Startpagina » Diseases and Conditions » Waarschuwingen voor gezinsleden van personen die bestralingen voor kanker ontvangen

    Waarschuwingen voor gezinsleden van personen die bestralingen voor kanker ontvangen

    Bestralingsbehandelingen voor kanker omvatten uitwendige bestralingstherapie en behandelingen met inwendige bestralingstherapie. Wanneer patiënten externe bestralingen ondergaan, zijn ze niet radioactief en zijn er geen voorzorgsmaatregelen voor het gezin nodig. Interne bestralingstherapie gebruikt een pil, vloeistof, implantaat of tijdelijke bron om straling in het lichaam te brengen om de kankercellen te doden, en kan bepaalde veiligheidsmaatregelen voor personeel en familie vereisen terwijl de patiënt in het ziekenhuis of thuis is, volgens de nationale Kankerinstituut.

    Sommige behandelingen kunnen de moedermelk, urine en speeksel radioactief maken. (Afbeelding: Armagan Tekdoner / iStock / Getty Images)

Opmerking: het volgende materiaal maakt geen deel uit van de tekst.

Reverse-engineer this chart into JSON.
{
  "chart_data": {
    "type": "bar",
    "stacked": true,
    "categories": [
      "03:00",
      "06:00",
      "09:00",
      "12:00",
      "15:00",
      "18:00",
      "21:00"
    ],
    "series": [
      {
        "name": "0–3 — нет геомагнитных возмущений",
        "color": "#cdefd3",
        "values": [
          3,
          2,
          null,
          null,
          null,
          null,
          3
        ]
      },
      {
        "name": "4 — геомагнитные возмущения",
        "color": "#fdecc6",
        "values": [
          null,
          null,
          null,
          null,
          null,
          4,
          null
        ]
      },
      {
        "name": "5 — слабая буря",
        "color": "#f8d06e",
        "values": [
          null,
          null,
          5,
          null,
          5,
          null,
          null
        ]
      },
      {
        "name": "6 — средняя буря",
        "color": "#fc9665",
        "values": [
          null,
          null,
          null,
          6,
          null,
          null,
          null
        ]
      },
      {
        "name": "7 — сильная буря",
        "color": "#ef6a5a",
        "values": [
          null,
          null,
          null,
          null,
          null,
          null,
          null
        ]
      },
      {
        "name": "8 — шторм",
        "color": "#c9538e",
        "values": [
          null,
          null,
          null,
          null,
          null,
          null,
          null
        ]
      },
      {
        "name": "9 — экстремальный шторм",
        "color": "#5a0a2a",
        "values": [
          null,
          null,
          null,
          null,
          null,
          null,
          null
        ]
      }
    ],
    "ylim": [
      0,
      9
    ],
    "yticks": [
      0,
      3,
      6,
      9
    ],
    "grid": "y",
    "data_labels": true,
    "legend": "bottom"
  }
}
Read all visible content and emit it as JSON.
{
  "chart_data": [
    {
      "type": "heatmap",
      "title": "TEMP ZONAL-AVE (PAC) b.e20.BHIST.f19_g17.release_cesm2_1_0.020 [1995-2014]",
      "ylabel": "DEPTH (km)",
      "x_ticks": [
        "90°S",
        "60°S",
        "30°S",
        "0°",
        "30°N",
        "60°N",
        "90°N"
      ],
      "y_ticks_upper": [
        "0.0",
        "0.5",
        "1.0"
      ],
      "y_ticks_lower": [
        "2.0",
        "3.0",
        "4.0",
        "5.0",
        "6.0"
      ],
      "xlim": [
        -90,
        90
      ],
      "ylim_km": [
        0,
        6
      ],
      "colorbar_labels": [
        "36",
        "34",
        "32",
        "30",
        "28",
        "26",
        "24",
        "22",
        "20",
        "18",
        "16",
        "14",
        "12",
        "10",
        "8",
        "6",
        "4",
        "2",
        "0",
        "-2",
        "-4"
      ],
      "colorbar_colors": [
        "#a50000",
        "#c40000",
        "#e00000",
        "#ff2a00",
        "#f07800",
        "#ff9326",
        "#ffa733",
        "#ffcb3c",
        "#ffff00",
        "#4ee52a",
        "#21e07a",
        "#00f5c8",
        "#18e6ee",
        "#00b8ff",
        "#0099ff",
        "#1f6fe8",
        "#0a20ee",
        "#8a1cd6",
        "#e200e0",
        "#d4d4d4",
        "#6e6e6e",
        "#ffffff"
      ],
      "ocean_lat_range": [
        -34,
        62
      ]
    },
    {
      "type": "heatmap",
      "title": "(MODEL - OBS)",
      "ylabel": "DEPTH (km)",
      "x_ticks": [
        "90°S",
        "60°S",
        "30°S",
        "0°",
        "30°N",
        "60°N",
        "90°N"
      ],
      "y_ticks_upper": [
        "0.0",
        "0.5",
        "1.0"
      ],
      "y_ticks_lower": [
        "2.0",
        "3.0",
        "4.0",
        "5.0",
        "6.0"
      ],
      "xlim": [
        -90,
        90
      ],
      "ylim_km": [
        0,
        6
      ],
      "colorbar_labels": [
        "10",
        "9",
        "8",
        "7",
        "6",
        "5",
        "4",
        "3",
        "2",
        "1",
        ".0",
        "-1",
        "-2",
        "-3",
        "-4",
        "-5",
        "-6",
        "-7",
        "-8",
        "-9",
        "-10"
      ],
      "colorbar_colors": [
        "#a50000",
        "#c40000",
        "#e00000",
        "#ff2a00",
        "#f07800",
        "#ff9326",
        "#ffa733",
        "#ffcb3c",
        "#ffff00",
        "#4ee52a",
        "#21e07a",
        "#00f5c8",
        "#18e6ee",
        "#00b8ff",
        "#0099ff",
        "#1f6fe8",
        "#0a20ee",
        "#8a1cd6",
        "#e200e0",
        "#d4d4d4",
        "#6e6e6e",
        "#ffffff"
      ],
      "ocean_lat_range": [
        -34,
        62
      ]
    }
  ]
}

    Tijd, afstand en afscherming

    De meest voorkomende veiligheidsmaatregelen in verband met het voorkomen van onnodige blootstelling aan straling zijn de tijd in de buurt van de patiënt beperken, een veilige afstand van drie tot zes voet van de stralingsbron handhaven en loodafscherming gebruiken om familie en personeel te beschermen.

    Interne straling

    Interne straling wordt in een lichaamsholte geplaatst en vervolgens verwijderd wanneer een bepaalde dosis wordt bereikt. In het ziekenhuis wordt een privé-ruimte gebruikt die soms met lood beklede wanden of verplaatsbare panelen heeft. Familie en bezoekers mogen niet in de kamer worden toegelaten als de stralingsbron voor het eerst bij de patiënt wordt geplaatst. Bezoeken moeten elke dag 30 minuten of minder duren. Ga zitten of ga weg van de patiënt en in de buurt van de deuropening of achter het afschermpaneel. Geen kinderen onder de 18 of zwangere vrouwen mogen bezoeken. Wanneer de bron van de patiënt wordt verwijderd, geeft de patiënt niet langer straling af.

    brachytherapie

    Brachytherapie maakt gebruik van een vaste vorm van radioactieve bron in het lichaam in de buurt van de kanker. Bronnen kunnen worden geïmplanteerd en in het lichaam blijven, zoals zaden die worden gebruikt bij prostaatkanker, of linten die met behulp van een machine in en uit het lichaam bewegen. Als er zaden in het lichaam achterblijven, zijn speeksel, zweet en urine niet radioactief, dus er zijn geen speciale voorzorgsmaatregelen met betrekking tot vloeistoffen nodig. Bij zaadimplantaten zit de straling in de prostaat, maar zwangere vrouwen mogen geen nauw contact met de patiënt hebben. Het handhaven van een afstand van drie tot zes voet van de patiënt wordt als veilig beschouwd voor zwangere vrouwen. Patiënten met geïmplanteerde zaden mogen geen kinderen van 18 jaar of jonger en bezoeken moeten worden beperkt tot minder dan een uur op een afstand van drie voet of meer tijdens de eerste maand, volgens het National Cancer Institute. Linten van radioactief materiaal die via katheters en een machine in het lichaam worden gebracht en vervolgens worden verwijderd, vereisen geen voorzorgsmaatregelen omdat er geen radioactiviteit in het lichaam achterblijft.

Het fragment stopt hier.